Standard & Poors takes Moody’s threat to downgrade U.S. debt of there’s no deal and goes a step further, saying, in effect, that while it believes the political class will come to some sort of deal, not all deals are created equal:
Congress and the Administration might also settle for a smaller increase in the debt ceiling, or they might agree on a plan that, while avoiding a near-term default, might not, in our view, materially improve our base case expectation for the future path of the net general government debt-to-GDP ratio. U.S. political debate is currently more focused on the need for medium-term fiscal consolidation than it has been for a decade. Based on this, we believe that an inability to reach an agreement now could indicate that an agreement will not be reached for several more years. We view an inability to timely agree and credibly implement medium-term fiscal consolidation policy as inconsistent with a ‘AAA’ sovereign rating, given the expected government debt trajectory noted above.

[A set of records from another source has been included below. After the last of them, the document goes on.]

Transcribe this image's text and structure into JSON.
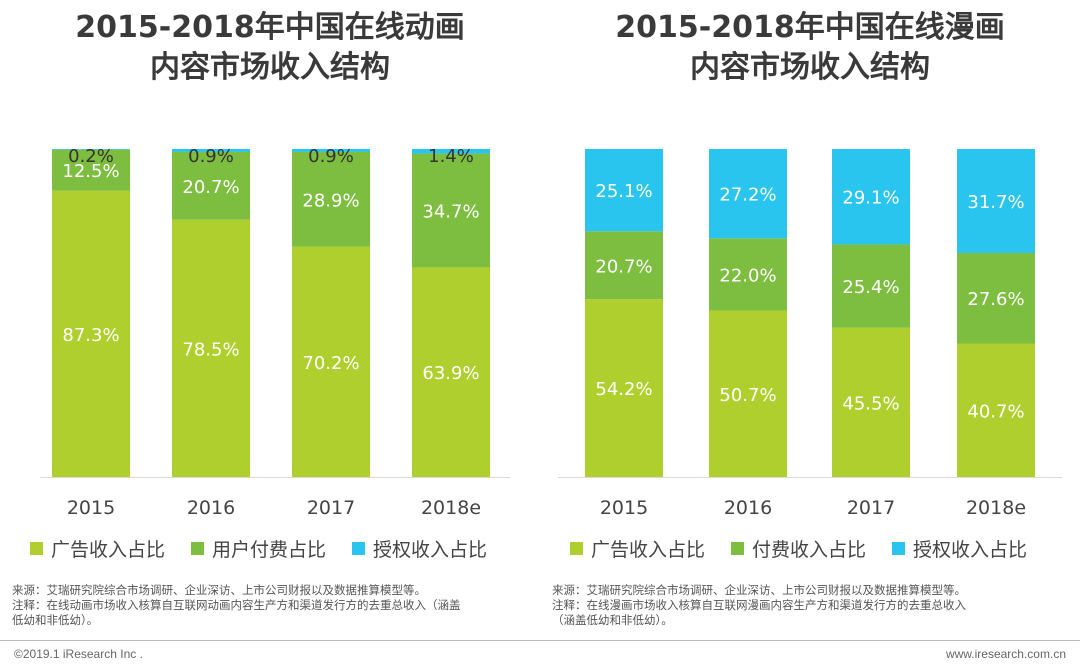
{
  "colors": {
    "ad": "#AECF2E",
    "paid": "#7DBE40",
    "license": "#29C5EE",
    "label_light": "#ffffff",
    "label_dark": "#333333"
  },
  "chart_data": [
    {
      "type": "bar",
      "stacked": true,
      "title_line1": "2015-2018年中国在线动画",
      "title_line2": "内容市场收入结构",
      "categories": [
        "2015",
        "2016",
        "2017",
        "2018e"
      ],
      "ylim": [
        0,
        100
      ],
      "series": [
        {
          "name": "广告收入占比",
          "color_key": "ad",
          "values": [
            87.3,
            78.5,
            70.2,
            63.9
          ],
          "labels": [
            "87.3%",
            "78.5%",
            "70.2%",
            "63.9%"
          ]
        },
        {
          "name": "用户付费占比",
          "color_key": "paid",
          "values": [
            12.5,
            20.7,
            28.9,
            34.7
          ],
          "labels": [
            "12.5%",
            "20.7%",
            "28.9%",
            "34.7%"
          ]
        },
        {
          "name": "授权收入占比",
          "color_key": "license",
          "values": [
            0.2,
            0.9,
            0.9,
            1.4
          ],
          "labels": [
            "0.2%",
            "0.9%",
            "0.9%",
            "1.4%"
          ]
        }
      ],
      "legend_position": "bottom",
      "grid": false,
      "notes": [
        "来源：艾瑞研究院综合市场调研、企业深访、上市公司财报以及数据推算模型等。",
        "注释：在线动画市场收入核算自互联网动画内容生产方和渠道发行方的去重总收入（涵盖",
        "低幼和非低幼）。"
      ]
    },
    {
      "type": "bar",
      "stacked": true,
      "title_line1": "2015-2018年中国在线漫画",
      "title_line2": "内容市场收入结构",
      "categories": [
        "2015",
        "2016",
        "2017",
        "2018e"
      ],
      "ylim": [
        0,
        100
      ],
      "series": [
        {
          "name": "广告收入占比",
          "color_key": "ad",
          "values": [
            54.2,
            50.7,
            45.5,
            40.7
          ],
          "labels": [
            "54.2%",
            "50.7%",
            "45.5%",
            "40.7%"
          ]
        },
        {
          "name": "付费收入占比",
          "color_key": "paid",
          "values": [
            20.7,
            22.0,
            25.4,
            27.6
          ],
          "labels": [
            "20.7%",
            "22.0%",
            "25.4%",
            "27.6%"
          ]
        },
        {
          "name": "授权收入占比",
          "color_key": "license",
          "values": [
            25.1,
            27.2,
            29.1,
            31.7
          ],
          "labels": [
            "25.1%",
            "27.2%",
            "29.1%",
            "31.7%"
          ]
        }
      ],
      "legend_position": "bottom",
      "grid": false,
      "notes": [
        "来源：艾瑞研究院综合市场调研、企业深访、上市公司财报以及数据推算模型等。",
        "注释：在线漫画市场收入核算自互联网漫画内容生产方和渠道发行方的去重总收入",
        "（涵盖低幼和非低幼）。"
      ]
    }
  ],
  "footer": {
    "left": "©2019.1 iResearch Inc .",
    "right": "www.iresearch.com.cn"
  }
}
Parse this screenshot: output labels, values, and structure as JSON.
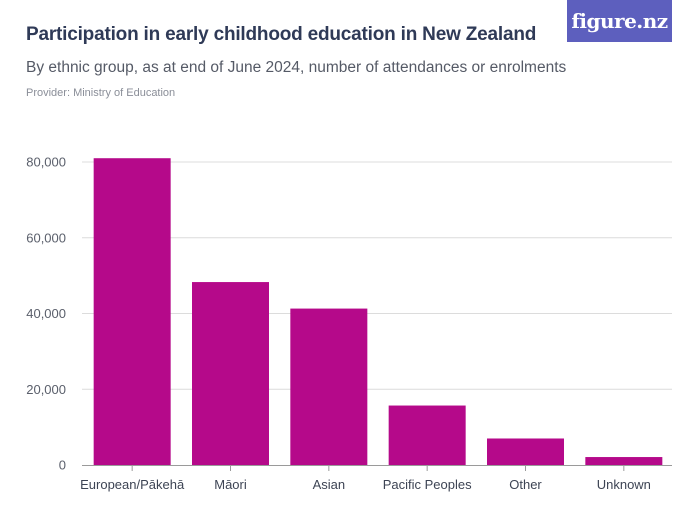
{
  "header": {
    "title": "Participation in early childhood education in New Zealand",
    "subtitle": "By ethnic group, as at end of June 2024, number of attendances or enrolments",
    "provider": "Provider: Ministry of Education"
  },
  "logo": {
    "text": "figure.nz",
    "color": "#5d5fbe"
  },
  "chart_data": {
    "type": "bar",
    "categories": [
      "European/Pākehā",
      "Māori",
      "Asian",
      "Pacific Peoples",
      "Other",
      "Unknown"
    ],
    "values": [
      81000,
      48300,
      41300,
      15700,
      7000,
      2100
    ],
    "ylim": [
      0,
      80000
    ],
    "yticks": [
      0,
      20000,
      40000,
      60000,
      80000
    ],
    "ytick_labels": [
      "0",
      "20,000",
      "40,000",
      "60,000",
      "80,000"
    ],
    "grid": true,
    "bar_color": "#b5098a"
  }
}
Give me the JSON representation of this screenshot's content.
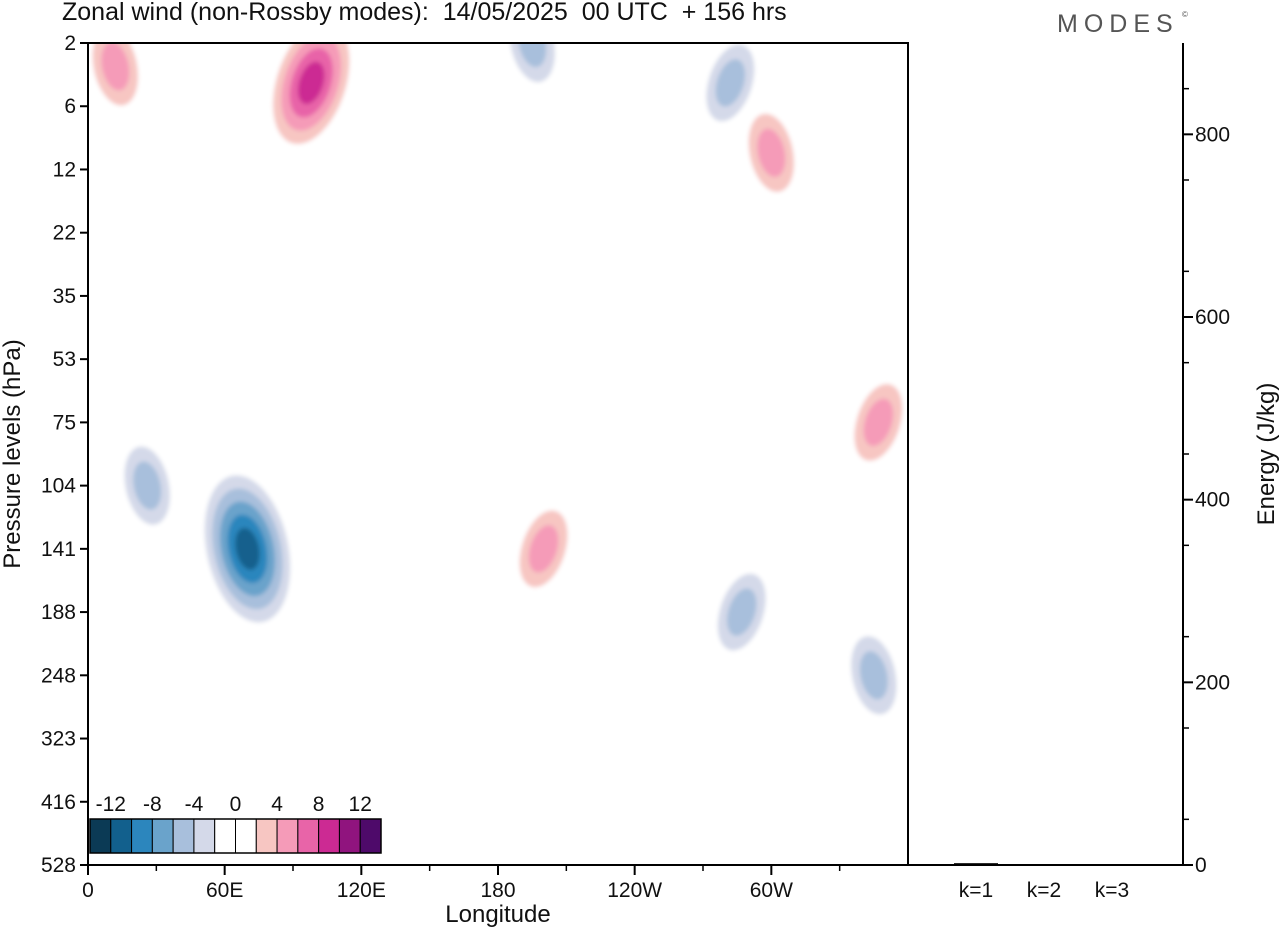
{
  "header": {
    "title": "Zonal wind (non-Rossby modes):  14/05/2025  00 UTC  + 156 hrs",
    "brand": "MODES",
    "brand_mark": "©"
  },
  "chart_data": [
    {
      "type": "heatmap",
      "title": "Zonal wind (non-Rossby modes):  14/05/2025  00 UTC  + 156 hrs",
      "xlabel": "Longitude",
      "ylabel": "Pressure levels (hPa)",
      "x_ticks": [
        "0",
        "60E",
        "120E",
        "180",
        "120W",
        "60W"
      ],
      "x_tick_values": [
        0,
        60,
        120,
        180,
        240,
        300
      ],
      "xlim": [
        0,
        360
      ],
      "y_ticks": [
        "2",
        "6",
        "12",
        "22",
        "35",
        "53",
        "75",
        "104",
        "141",
        "188",
        "248",
        "323",
        "416",
        "528"
      ],
      "y_order": "top-to-bottom",
      "colorbar": {
        "labels": [
          "-12",
          "-8",
          "-4",
          "0",
          "4",
          "8",
          "12"
        ],
        "label_values": [
          -12,
          -8,
          -4,
          0,
          4,
          8,
          12
        ],
        "levels": [
          -14,
          -12,
          -10,
          -8,
          -6,
          -4,
          -2,
          0,
          2,
          4,
          6,
          8,
          10,
          12,
          14
        ],
        "colors": [
          "#0b3a55",
          "#12608d",
          "#2c86bd",
          "#6aa3cb",
          "#a8bfdc",
          "#d4d9e9",
          "#ffffff",
          "#ffffff",
          "#f7c6c2",
          "#f59bb8",
          "#e864a8",
          "#cc2a93",
          "#90147e",
          "#4e0a6a"
        ]
      },
      "features": [
        {
          "lon": 70,
          "level": "141",
          "value": -12
        },
        {
          "lon": 98,
          "level": "4",
          "value": 10
        },
        {
          "lon": 12,
          "level": "3",
          "value": 6
        },
        {
          "lon": 200,
          "level": "141",
          "value": 6
        },
        {
          "lon": 300,
          "level": "10",
          "value": 6
        },
        {
          "lon": 347,
          "level": "75",
          "value": 6
        },
        {
          "lon": 195,
          "level": "2",
          "value": -6
        },
        {
          "lon": 282,
          "level": "4",
          "value": -6
        },
        {
          "lon": 26,
          "level": "104",
          "value": -6
        },
        {
          "lon": 287,
          "level": "188",
          "value": -6
        },
        {
          "lon": 345,
          "level": "248",
          "value": -6
        }
      ]
    },
    {
      "type": "bar",
      "categories": [
        "k=1",
        "k=2",
        "k=3"
      ],
      "values": [
        2,
        1,
        1
      ],
      "ylabel": "Energy (J/kg)",
      "ylim": [
        0,
        900
      ],
      "y_ticks": [
        0,
        200,
        400,
        600,
        800
      ]
    }
  ]
}
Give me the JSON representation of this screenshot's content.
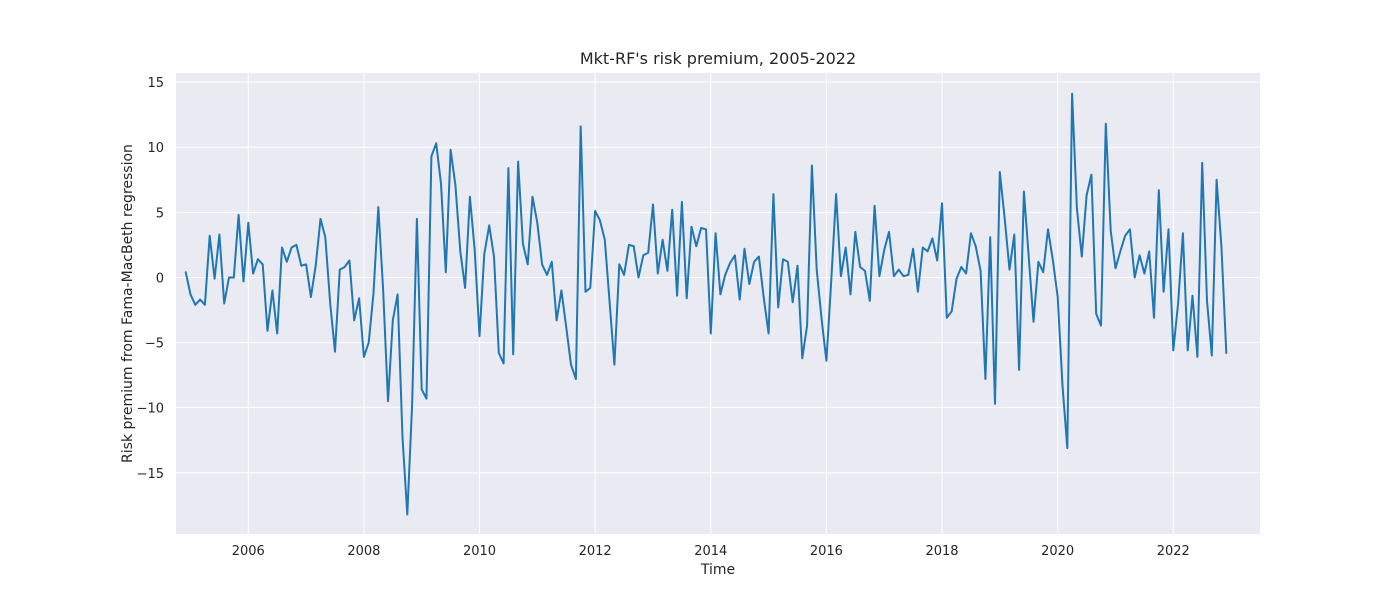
{
  "chart_data": {
    "type": "line",
    "title": "Mkt-RF's risk premium, 2005-2022",
    "xlabel": "Time",
    "ylabel": "Risk premium from Fama-MacBeth regression",
    "xlim": [
      2004.75,
      2023.5
    ],
    "ylim": [
      -19.7,
      15.7
    ],
    "xticks": [
      2006,
      2008,
      2010,
      2012,
      2014,
      2016,
      2018,
      2020,
      2022
    ],
    "xtick_labels": [
      "2006",
      "2008",
      "2010",
      "2012",
      "2014",
      "2016",
      "2018",
      "2020",
      "2022"
    ],
    "yticks": [
      -15,
      -10,
      -5,
      0,
      5,
      10,
      15
    ],
    "ytick_labels": [
      "−15",
      "−10",
      "−5",
      "0",
      "5",
      "10",
      "15"
    ],
    "grid": true,
    "colors": {
      "background": "#eaeaf2",
      "grid": "#ffffff",
      "line": "#1f77b4"
    },
    "series": [
      {
        "name": "",
        "x": [
          2004.917,
          2005.0,
          2005.083,
          2005.167,
          2005.25,
          2005.333,
          2005.417,
          2005.5,
          2005.583,
          2005.667,
          2005.75,
          2005.833,
          2005.917,
          2006.0,
          2006.083,
          2006.167,
          2006.25,
          2006.333,
          2006.417,
          2006.5,
          2006.583,
          2006.667,
          2006.75,
          2006.833,
          2006.917,
          2007.0,
          2007.083,
          2007.167,
          2007.25,
          2007.333,
          2007.417,
          2007.5,
          2007.583,
          2007.667,
          2007.75,
          2007.833,
          2007.917,
          2008.0,
          2008.083,
          2008.167,
          2008.25,
          2008.333,
          2008.417,
          2008.5,
          2008.583,
          2008.667,
          2008.75,
          2008.833,
          2008.917,
          2009.0,
          2009.083,
          2009.167,
          2009.25,
          2009.333,
          2009.417,
          2009.5,
          2009.583,
          2009.667,
          2009.75,
          2009.833,
          2009.917,
          2010.0,
          2010.083,
          2010.167,
          2010.25,
          2010.333,
          2010.417,
          2010.5,
          2010.583,
          2010.667,
          2010.75,
          2010.833,
          2010.917,
          2011.0,
          2011.083,
          2011.167,
          2011.25,
          2011.333,
          2011.417,
          2011.5,
          2011.583,
          2011.667,
          2011.75,
          2011.833,
          2011.917,
          2012.0,
          2012.083,
          2012.167,
          2012.25,
          2012.333,
          2012.417,
          2012.5,
          2012.583,
          2012.667,
          2012.75,
          2012.833,
          2012.917,
          2013.0,
          2013.083,
          2013.167,
          2013.25,
          2013.333,
          2013.417,
          2013.5,
          2013.583,
          2013.667,
          2013.75,
          2013.833,
          2013.917,
          2014.0,
          2014.083,
          2014.167,
          2014.25,
          2014.333,
          2014.417,
          2014.5,
          2014.583,
          2014.667,
          2014.75,
          2014.833,
          2014.917,
          2015.0,
          2015.083,
          2015.167,
          2015.25,
          2015.333,
          2015.417,
          2015.5,
          2015.583,
          2015.667,
          2015.75,
          2015.833,
          2015.917,
          2016.0,
          2016.083,
          2016.167,
          2016.25,
          2016.333,
          2016.417,
          2016.5,
          2016.583,
          2016.667,
          2016.75,
          2016.833,
          2016.917,
          2017.0,
          2017.083,
          2017.167,
          2017.25,
          2017.333,
          2017.417,
          2017.5,
          2017.583,
          2017.667,
          2017.75,
          2017.833,
          2017.917,
          2018.0,
          2018.083,
          2018.167,
          2018.25,
          2018.333,
          2018.417,
          2018.5,
          2018.583,
          2018.667,
          2018.75,
          2018.833,
          2018.917,
          2019.0,
          2019.083,
          2019.167,
          2019.25,
          2019.333,
          2019.417,
          2019.5,
          2019.583,
          2019.667,
          2019.75,
          2019.833,
          2019.917,
          2020.0,
          2020.083,
          2020.167,
          2020.25,
          2020.333,
          2020.417,
          2020.5,
          2020.583,
          2020.667,
          2020.75,
          2020.833,
          2020.917,
          2021.0,
          2021.083,
          2021.167,
          2021.25,
          2021.333,
          2021.417,
          2021.5,
          2021.583,
          2021.667,
          2021.75,
          2021.833,
          2021.917,
          2022.0,
          2022.083,
          2022.167,
          2022.25,
          2022.333,
          2022.417,
          2022.5,
          2022.583,
          2022.667,
          2022.75,
          2022.833,
          2022.917
        ],
        "y": [
          0.4,
          -1.3,
          -2.1,
          -1.7,
          -2.1,
          3.2,
          -0.1,
          3.3,
          -2.0,
          0.0,
          0.0,
          4.8,
          -0.3,
          4.2,
          0.3,
          1.4,
          1.0,
          -4.1,
          -1.0,
          -4.3,
          2.3,
          1.2,
          2.3,
          2.5,
          0.9,
          1.0,
          -1.5,
          0.9,
          4.5,
          3.1,
          -2.0,
          -5.7,
          0.6,
          0.8,
          1.3,
          -3.3,
          -1.6,
          -6.1,
          -5.0,
          -1.2,
          5.4,
          -0.9,
          -9.5,
          -3.3,
          -1.3,
          -12.3,
          -18.2,
          -9.8,
          4.5,
          -8.6,
          -9.3,
          9.3,
          10.3,
          7.2,
          0.4,
          9.8,
          7.1,
          2.0,
          -0.8,
          6.2,
          2.1,
          -4.5,
          1.8,
          4.0,
          1.6,
          -5.8,
          -6.6,
          8.4,
          -5.9,
          8.9,
          2.6,
          1.0,
          6.2,
          4.2,
          1.0,
          0.2,
          1.2,
          -3.3,
          -1.0,
          -3.8,
          -6.7,
          -7.8,
          11.6,
          -1.1,
          -0.8,
          5.1,
          4.4,
          2.9,
          -1.9,
          -6.7,
          1.0,
          0.2,
          2.5,
          2.4,
          0.0,
          1.7,
          1.9,
          5.6,
          0.3,
          2.9,
          0.5,
          5.2,
          -1.4,
          5.8,
          -1.6,
          3.9,
          2.4,
          3.8,
          3.7,
          -4.3,
          3.4,
          -1.3,
          0.2,
          1.1,
          1.7,
          -1.7,
          2.2,
          -0.5,
          1.2,
          1.6,
          -1.6,
          -4.3,
          6.4,
          -2.3,
          1.4,
          1.2,
          -1.9,
          0.9,
          -6.2,
          -3.7,
          8.6,
          0.6,
          -3.2,
          -6.4,
          -0.3,
          6.4,
          0.1,
          2.3,
          -1.3,
          3.5,
          0.8,
          0.5,
          -1.8,
          5.5,
          0.1,
          2.1,
          3.5,
          0.1,
          0.6,
          0.1,
          0.2,
          2.2,
          -1.1,
          2.3,
          2.0,
          3.0,
          1.3,
          5.7,
          -3.1,
          -2.6,
          -0.1,
          0.8,
          0.3,
          3.4,
          2.4,
          0.5,
          -7.8,
          3.1,
          -9.7,
          8.1,
          4.6,
          0.6,
          3.3,
          -7.1,
          6.6,
          1.6,
          -3.4,
          1.2,
          0.4,
          3.7,
          1.3,
          -1.5,
          -8.3,
          -13.1,
          14.1,
          5.3,
          1.6,
          6.3,
          7.9,
          -2.8,
          -3.7,
          11.8,
          3.6,
          0.7,
          2.0,
          3.2,
          3.7,
          0.0,
          1.7,
          0.3,
          2.0,
          -3.1,
          6.7,
          -1.1,
          3.7,
          -5.6,
          -2.0,
          3.4,
          -5.6,
          -1.4,
          -6.1,
          8.8,
          -1.8,
          -6.0,
          7.5,
          2.4,
          -5.8
        ]
      }
    ]
  }
}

That would seem to indicate that if all parties concerned adopt Mitch McConnell’s “Plan B,” which would shut responsibility for debt ceiling increases to the President and avoid any serious changes to either spending or the tax code, S&P will likely downgrade U.S. debt within 90 days.
But one thing that has gotten lost in all the hand-waving, petulance and posturing over the debt ceiling is that none of the plans past, present or future would really cause spending to go down. As the Richmond Time-Dispatch reminds us this morning, even that draconian, world-ending plan from Rep. Paul Ryan would see federal spending continue to increase, though at a slower rate than that proposed by the President:
You might not have heard this from the president’s cheerleaders in the establishment media, but nobody in power has proposed to shrink the federal budget. Nobody. The current federal budget totals about $3.8 trillion. The Republican proposal, from Rep. Paul Ryan, would raise spending to $4.7 trillion over the next decade. Obama wants to raise it to $5.7 trillion. The fight is not over whether to raise spending — but by how much.
Mind you, those increases would come on top of the already staggering recent growth of the federal budget — which stood at $2.9 trillion just three years ago. Spending has ballooned 30 percent, and Republicans agree to grow it more.
In short, no one in Congress or the White House is talking about using honest math.